Tonight they launch with Lose Your Mind, with some quite pleasant Simon and Garfunkelish harmonies and a 70s psychedelic vibe, then Pray, which has an odour of wispy goth balladry in its reverb. From One Day I get the full force of Snow Patrol and rock week on The X Factor, and Counting Crows and Travis from Perfect World. By Love Like This, with its banjo, harmonica and touch of the Mumfords, I think I’ve got the measure of them.

Recycling for a new era: it’s nothing new, and it works. Shakin’ Stevens built a career on it. But the more it happens and the older I get, the more cynical I am about it – despite the good intentions of the musicians involved. Not that this lets Kodaline off the hook. They have swirls, builds, falsettos, anthemic aspirations, everything.

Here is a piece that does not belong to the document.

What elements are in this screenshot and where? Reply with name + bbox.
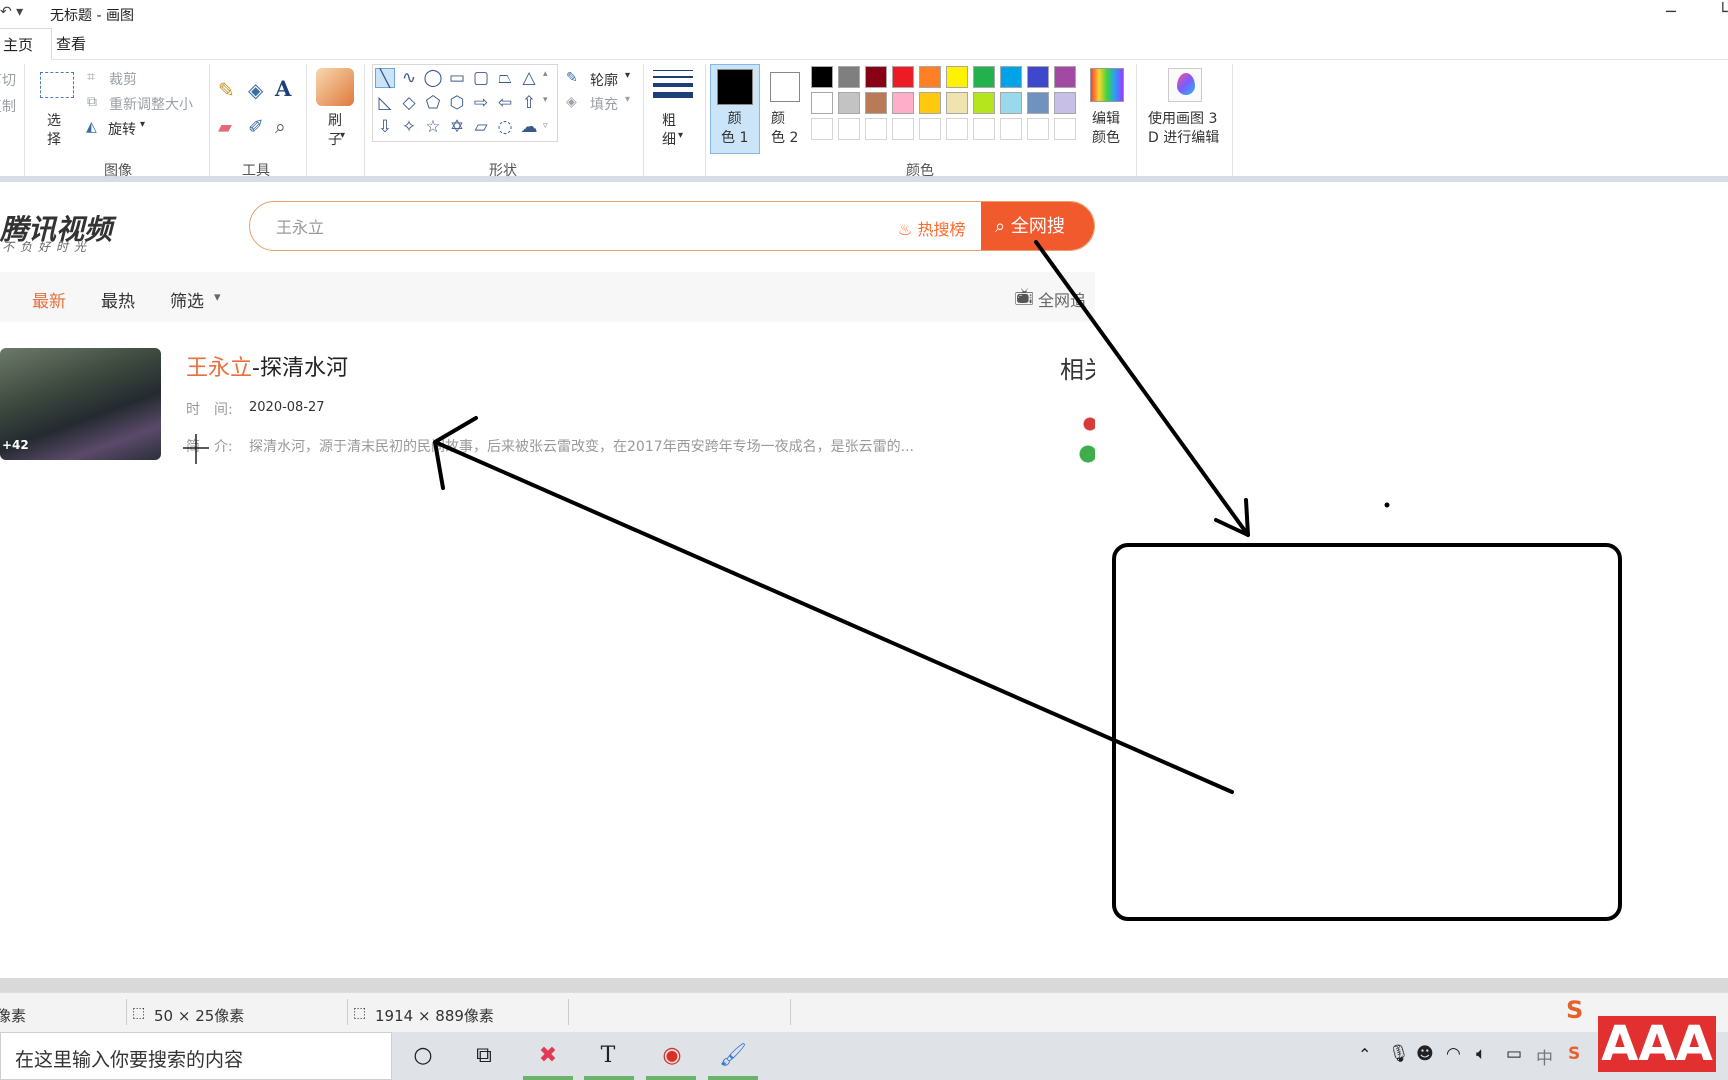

But everyone places the fine line between beauty and dreary MOR rubbish in a different place, and that’s not just because of marketing.

It’s odd that we’ve already got to the point at which bands sound so heavily influenced by Coldplay; as generational shifts go, I can see where the dads who complained about Ocean Colour Scene in my youth were coming from.

The Matt Cardle-esque All I Want sums it all up: catchy but boring, epic but drab, influenced yet uninfluential.

If there were ever a young band created in a lab for the sole purpose of appearing on Later… with Jools Holland, or even just for those redemptive montages at the end of Holby City, it’s Kodaline: peddlers of the finest melancholic mediocrity.